Expédition Groenland : une mission risquée au service de la science
« Alex a vraiment porté cette expédition. Je portais le projet scientifique, bien sûr, mais c’est lui qui embarquait l’équipe, qui venait me voir chaque jour en me demandant "On fait quoi aujourd’hui ?" » sourit Heidi Sevestre, glaciologue française, membre international du Club des explorateurs, travaillant à l'AMAP, le programme de surveillance et d'évaluation de l'Arctique.
« Alex », c’est Alex Honnold, grimpeur mondialement connu pour l’ascension en solo intégral (sans corde ou équipement de sécurité) d’El Capitan, une formation rocheuse verticale de 900 mètres de haut, dans le Yosemite aux Etats-Unis. Cette ascension extraordinaire a fait l’objet d’un documentaire National Geographic, Free Solo, récompensé par l’Oscar du meilleur documentaire en 2018.
L’expédition en question a été menée en 2023 et fait l’objet d’une série documentaire inédite en trois parties, Expédition Groenland avec Alex Honnold, diffusée sur la chaîne National Geographic les lundis à 21h. Une expédition dans des terres à la beauté époustouflante, qui se réchauffe plus vite que n’importe quel autre endroit sur Terre. Une sorte d’avant-poste du réchauffement climatique où aucune enquête de terrain aussi ambitieuse n’avait été menée ces vingt dernières années.

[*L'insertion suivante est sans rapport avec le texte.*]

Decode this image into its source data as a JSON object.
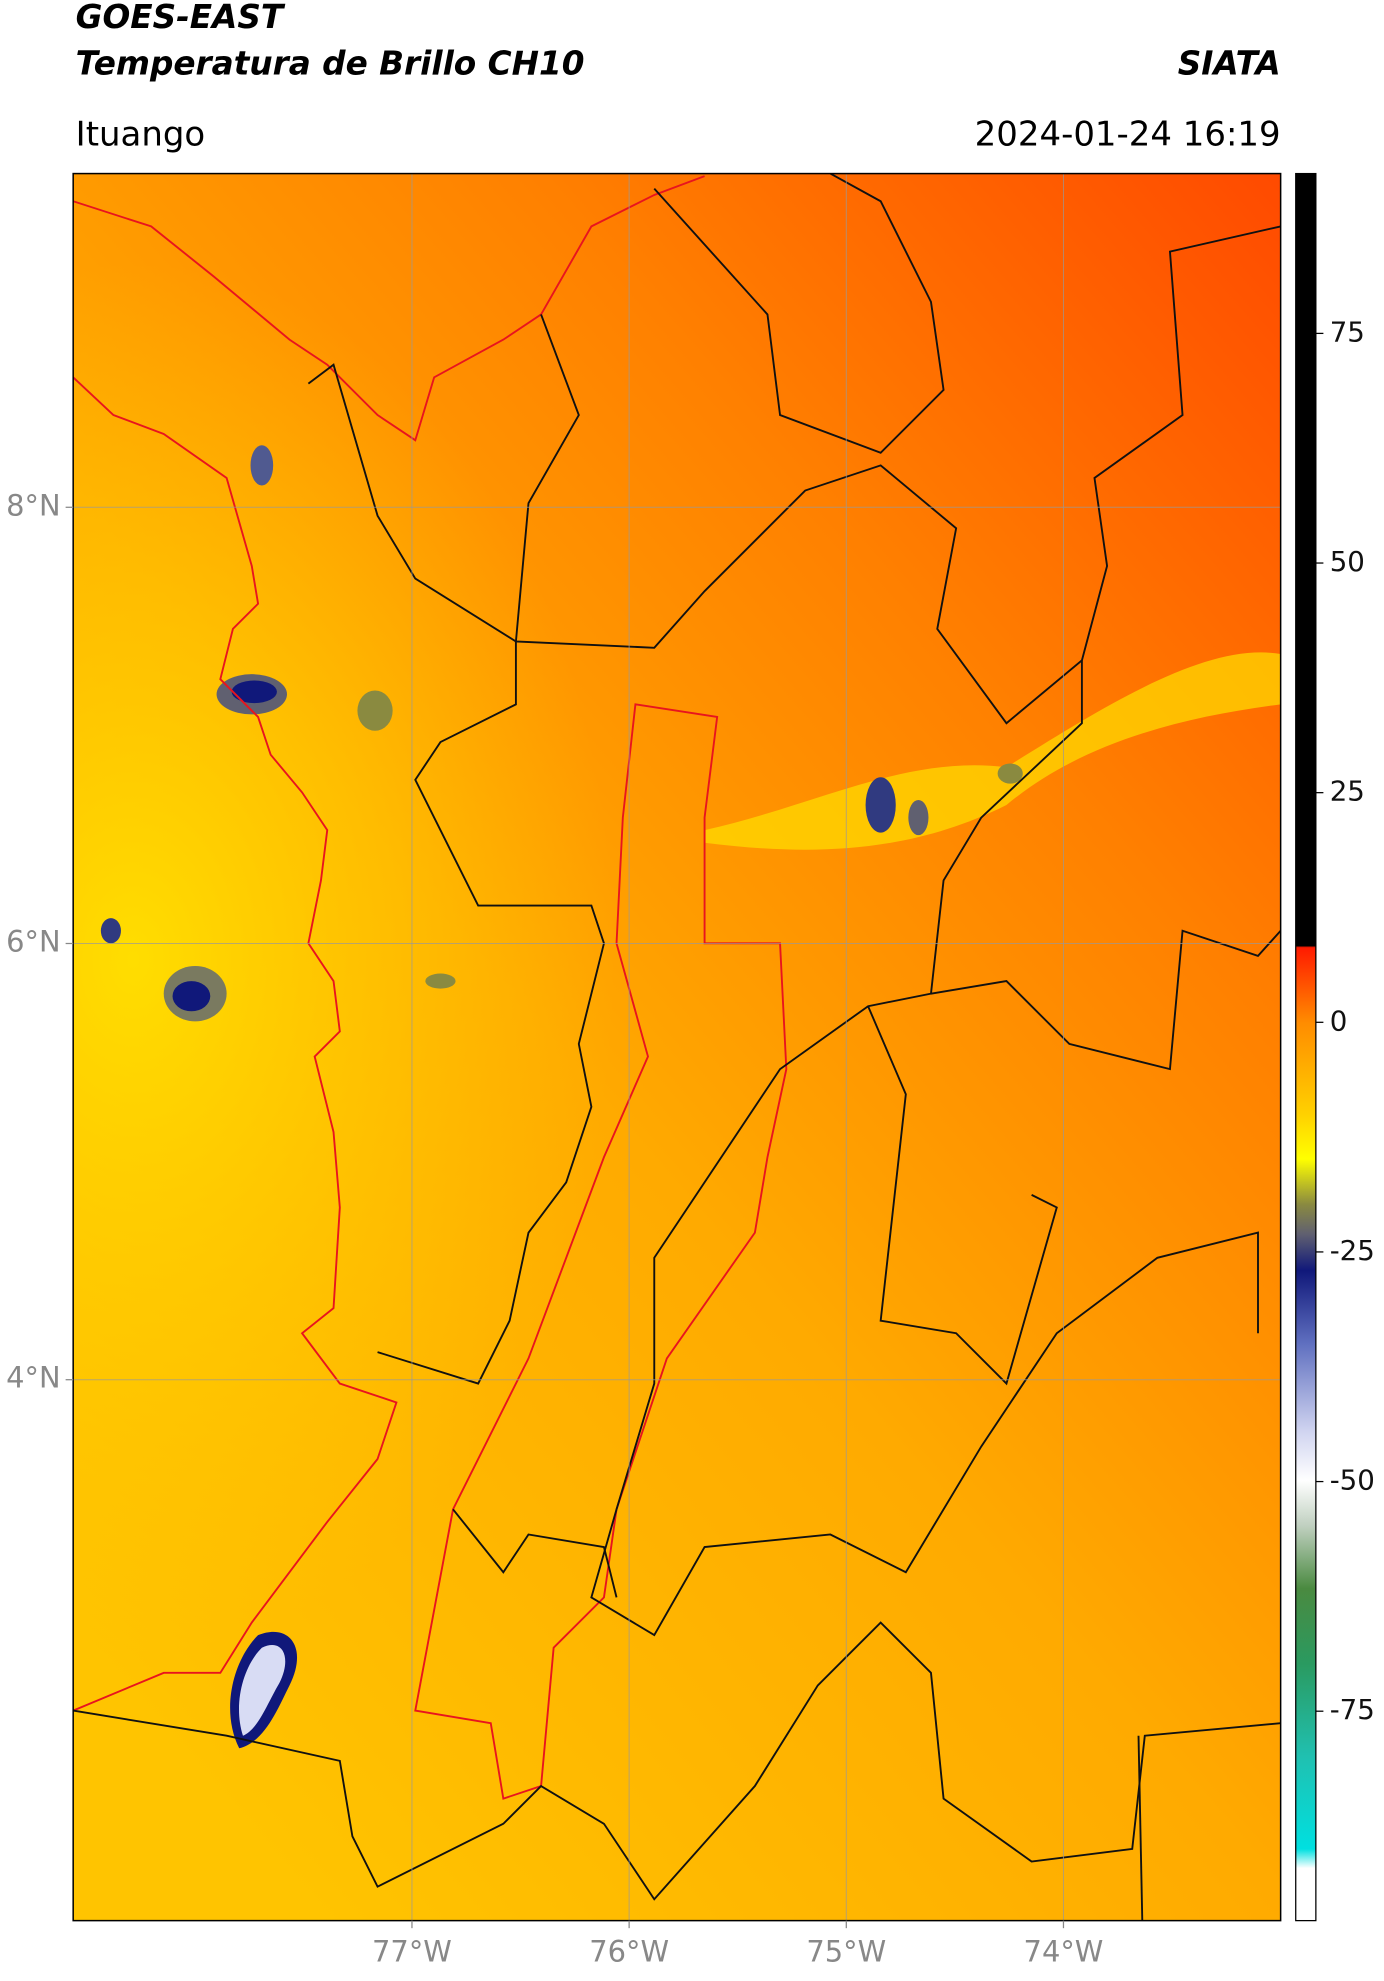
{
  "header": {
    "title": "GOES-EAST",
    "subtitle": "Temperatura de Brillo CH10",
    "organization": "SIATA",
    "location": "Ituango",
    "datetime": "2024-01-24 16:19"
  },
  "map": {
    "xlim": [
      -78.56,
      -73.0
    ],
    "ylim": [
      1.52,
      9.53
    ],
    "xticks": [
      {
        "value": -77,
        "label": "77°W"
      },
      {
        "value": -76,
        "label": "76°W"
      },
      {
        "value": -75,
        "label": "75°W"
      },
      {
        "value": -74,
        "label": "74°W"
      }
    ],
    "yticks": [
      {
        "value": 8,
        "label": "8°N"
      },
      {
        "value": 6,
        "label": "6°N"
      },
      {
        "value": 4,
        "label": "4°N"
      }
    ],
    "grid": true
  },
  "colorbar": {
    "lim": [
      -97.8,
      92.4
    ],
    "ticks": [
      -75,
      -50,
      -25,
      0,
      25,
      50,
      75
    ]
  }
}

« Nous nous sommes rendus à l’est du Groenland, dans une région très difficile d’accès. C’est tellement rare de pouvoir aller là-bas que nous avions à cœur de rapporter à la communauté scientifique autant de données que possible » explique Heidi Sevestre, qui a mené lors de cette expédition seize protocoles de recherche, sur les dix-huit protocoles élaborés en amont avec douze institutions scientifiques. « Il est important de comprendre que tout ce qui se passe au Groenland impacte le reste de la planète. Donc quand on se rend au Groenland, c’est pour étudier cette calotte glaciaire, qui, si elle venait à fondre complètement, provoquerait une élévation du niveau des mers sans précédent. Mais on a vite compris pourquoi personne n’avait été sur l’Ingmikortilaq pour faire des prélèvements ! »
Cette imposante structure de granite et de gneiss s’élève des eaux glacées du Nordvestfjord, dans la région de Scoresby Sound, et constituait auparavant l’une des plus hautes falaises marines non escaladées du monde.
Parcourir ces terres si reculées à pied, en bateau puis à flanc de falaise permettait, au-delà de l’exploit sportif, de prélever un grand nombre d’échantillons, encore en cours d’analyse. Ces prélèvements permettront de déterminer comment la calotte polaire a réagi aux changements de température naturels passés, pour mieux prédire comment elle pourrait évoluer dans les années à venir.
EN MILIEU HOSTILE
La série documentaire suit donc Alex Honnold, Hazel Findlay, grimpeuse britannique et Mikey Schaefer, grimpeur et photographe américain, qui découvrent la beauté de cet environnement si préservé de toute activité humaine pour la première fois. À leurs côtés, Heidi Sevestre, le guide groenlandais Adam Kjeldsen et l’aventurier écossais Aldo Kane. Leur itinéraire les a menés aux fjords éloignés et à la calotte glaciaire de Renland, située sur un plateau de haute montagne près de Scoresby Sound. Pour l’atteindre, l’équipe a d'abord dû escalader un monolithe de 460 mètres, connu sous le nom de Pool Wall.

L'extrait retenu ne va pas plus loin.